Could we understand more about the dogmatic debates in church history by studying unbelieving scholars’ analyses of the development of western civilization, its cultural institutions, and its intellectual trends?
Can our missiology be enriched by anthropologists’ analyses of primitive cultures in the developing world, or by a book written by a Muslim scholar, presenting Islam as a system of belief and behavior?
John Calvin, for example, writes of the achievements of ancient pagan culture: Whenever we come upon these matters in secular writers, let that admirable light of truth shining in them teach us that the mind of man, though fallen and perverted from its wholeness, is nevertheless clothed and ornamented with God’s excellent gifts.
If we regard the Spirit of God as the sole fountain of truth, we shall neither reject the truth itself, nor despise it wherever it shall appear, unless we wish to dishonor the Spirit of God.

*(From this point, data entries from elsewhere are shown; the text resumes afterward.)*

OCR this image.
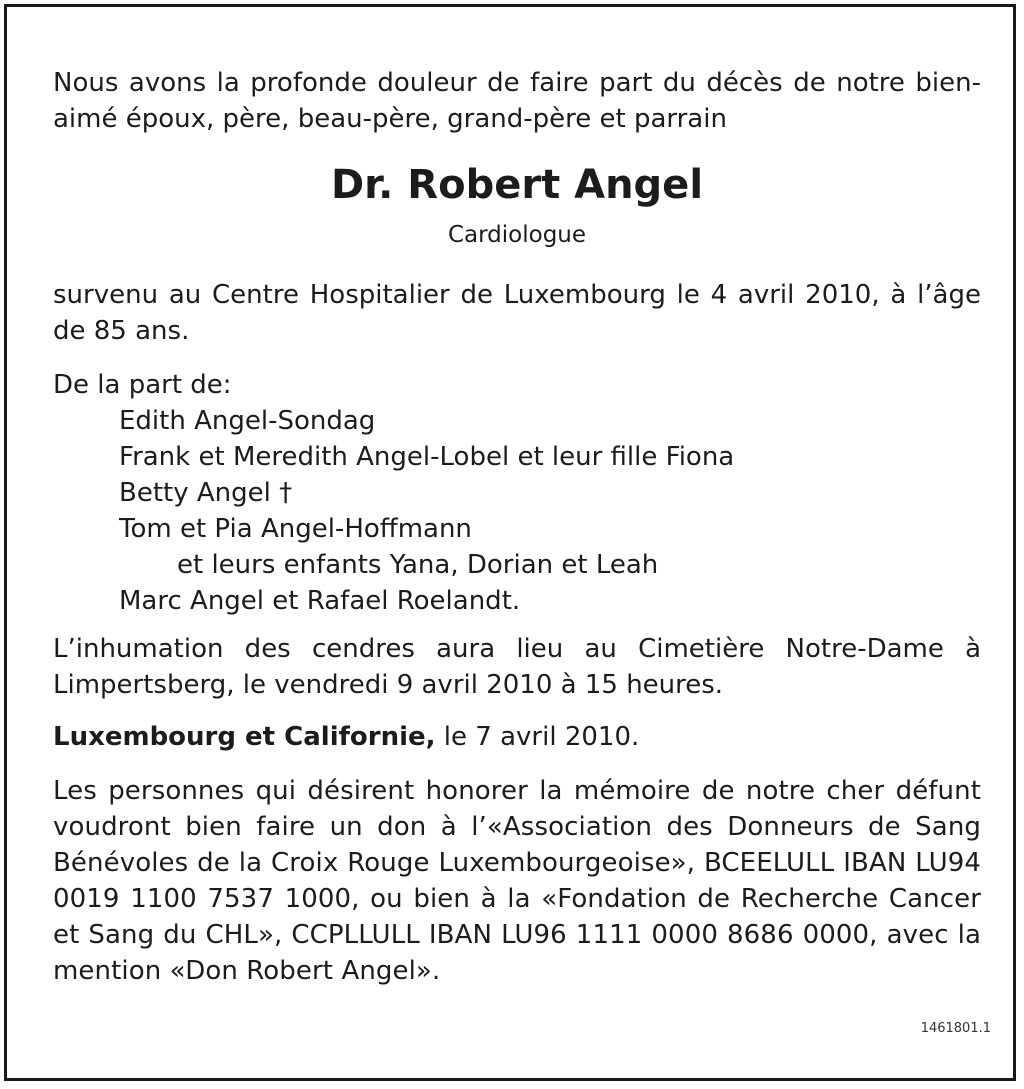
Nous avons la profonde douleur de faire part du décès de notre bien-aimé époux, père, beau-père, grand-père et parrain

Dr. Robert Angel

Cardiologue

survenu au Centre Hospitalier de Luxembourg le 4 avril 2010, à l’âge de 85 ans.

De la part de:

Edith Angel-Sondag

Frank et Meredith Angel-Lobel et leur fille Fiona

Betty Angel †

Tom et Pia Angel-Hoffmann

et leurs enfants Yana, Dorian et Leah

Marc Angel et Rafael Roelandt.

L’inhumation des cendres aura lieu au Cimetière Notre-Dame à Limpertsberg, le vendredi 9 avril 2010 à 15 heures.

Luxembourg et Californie, le 7 avril 2010.

Les personnes qui désirent honorer la mémoire de notre cher défunt voudront bien faire un don à l’«Association des Donneurs de Sang Bénévoles de la Croix Rouge Luxembourgeoise», BCEELULL IBAN LU94 0019 1100 7537 1000, ou bien à la «Fondation de Recherche Cancer et Sang du CHL», CCPLLULL IBAN LU96 1111 0000 8686 0000, avec la mention «Don Robert Angel».

1461801.1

For by holding the gifts of the Spirit in slight esteem, we condemn and reproach the Spirit himself. Shall we deny that the truth shone upon the ancient jurists who established civic order and discipline with such great equity?
Shall we say that the philosophers were blind in their fine observation and artful description of nature?
Let us think specifically of the noetic effects of total depravity—sin’s distorting influence on our thinking and understanding: our presuppositions, perceptions, and processes of interpretation and reasoning.
 Those who deny the living God of the Bible begin their thinking on the wrong foot, willfully blind to the most significant feature of every object in the universe and every event in history-the fact that every creature and its every action depend on the Creator and bear witness to the Creator.